Ben Tootle, former baseball star at Oxford and Jacksonville State University, also played with Excel since its origin and is playing for the Minnesota Twins in the minor league while rehabbing his shoulder after rotator-cuff surgery last year. He started playing baseball when he was 5 years old and never had shoulder pain until he reached the professional league.

Throughout his baseball career, he has seen many injured players and thinks most are reluctant to speak up because of their competitive nature.

“No one wants to be stuck on the bench or in rehab,” he said.

Moving on

Myer spent countless hours completing intense daily physical therapy to rehabilitate his arm for more than eight months following surgery. His injury hit at a disappointing time, causing him to red-shirt his freshman year at Alabama.

“It was difficult being injured,” he said. “To sit out and watch everyone else play was a hard thing to go through.”

He eventually gained full strength and was able to play summer ball in Ohio, but the following spring after only briefly playing for the Tide, Myer suffered another injury that mandated surgery.

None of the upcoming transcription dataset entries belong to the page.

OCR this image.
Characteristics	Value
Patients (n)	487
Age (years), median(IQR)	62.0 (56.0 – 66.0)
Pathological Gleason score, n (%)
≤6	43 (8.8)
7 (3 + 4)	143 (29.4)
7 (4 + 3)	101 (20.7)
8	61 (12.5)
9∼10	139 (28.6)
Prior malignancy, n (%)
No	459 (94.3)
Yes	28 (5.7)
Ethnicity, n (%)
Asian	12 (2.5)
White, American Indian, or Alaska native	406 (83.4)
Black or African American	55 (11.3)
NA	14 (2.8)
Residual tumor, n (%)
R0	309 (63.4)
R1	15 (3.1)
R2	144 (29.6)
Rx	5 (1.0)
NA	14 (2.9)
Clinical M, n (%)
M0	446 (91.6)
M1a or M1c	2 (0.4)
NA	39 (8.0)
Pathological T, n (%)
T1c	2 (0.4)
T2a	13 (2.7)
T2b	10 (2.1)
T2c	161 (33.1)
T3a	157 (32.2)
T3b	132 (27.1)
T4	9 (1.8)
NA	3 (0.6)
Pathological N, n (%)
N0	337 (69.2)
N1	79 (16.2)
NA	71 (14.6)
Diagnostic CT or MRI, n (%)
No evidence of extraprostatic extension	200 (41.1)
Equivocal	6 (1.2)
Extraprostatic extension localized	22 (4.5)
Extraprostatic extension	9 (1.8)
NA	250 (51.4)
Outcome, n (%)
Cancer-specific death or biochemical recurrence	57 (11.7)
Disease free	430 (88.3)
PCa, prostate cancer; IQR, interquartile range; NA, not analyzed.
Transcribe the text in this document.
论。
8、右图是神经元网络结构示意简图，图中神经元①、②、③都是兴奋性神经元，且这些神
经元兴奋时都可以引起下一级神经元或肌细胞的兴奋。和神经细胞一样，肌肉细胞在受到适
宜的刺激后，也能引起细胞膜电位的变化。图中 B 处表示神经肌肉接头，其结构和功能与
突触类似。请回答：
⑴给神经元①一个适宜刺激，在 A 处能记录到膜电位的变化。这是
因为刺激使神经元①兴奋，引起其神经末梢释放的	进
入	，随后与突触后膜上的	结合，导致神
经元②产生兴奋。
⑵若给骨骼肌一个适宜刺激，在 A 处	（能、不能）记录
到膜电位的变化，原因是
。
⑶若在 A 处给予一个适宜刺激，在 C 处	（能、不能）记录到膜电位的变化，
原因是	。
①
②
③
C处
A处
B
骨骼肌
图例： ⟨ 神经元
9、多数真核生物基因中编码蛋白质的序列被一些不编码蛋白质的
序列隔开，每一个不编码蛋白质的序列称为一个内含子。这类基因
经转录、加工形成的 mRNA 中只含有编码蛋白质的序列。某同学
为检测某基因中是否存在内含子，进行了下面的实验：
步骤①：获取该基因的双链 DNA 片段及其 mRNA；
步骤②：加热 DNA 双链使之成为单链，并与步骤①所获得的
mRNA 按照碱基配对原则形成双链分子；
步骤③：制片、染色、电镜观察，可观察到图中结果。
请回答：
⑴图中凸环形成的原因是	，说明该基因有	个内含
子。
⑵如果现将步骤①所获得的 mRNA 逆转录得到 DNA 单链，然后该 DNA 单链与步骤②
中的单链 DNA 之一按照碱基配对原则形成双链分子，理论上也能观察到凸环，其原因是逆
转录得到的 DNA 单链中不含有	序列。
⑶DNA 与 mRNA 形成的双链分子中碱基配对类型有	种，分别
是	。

His experience illustrates how overuse injuries can prevent young athletes from reaching their full potential.

Though his dreams of baseball abruptly ended, Myer found another passion: physical therapy. He plans to go to PT school next year and has advice for young pitchers: “Do not get serious into pitching too early. It is OK to learn the proper mechanics of pitching but not OK to throw tons of pitches at an early age. … Overhand throwing is one of the worst things an arm can go through in sports, and to do that thousands of times a week can eventually lead to problems.”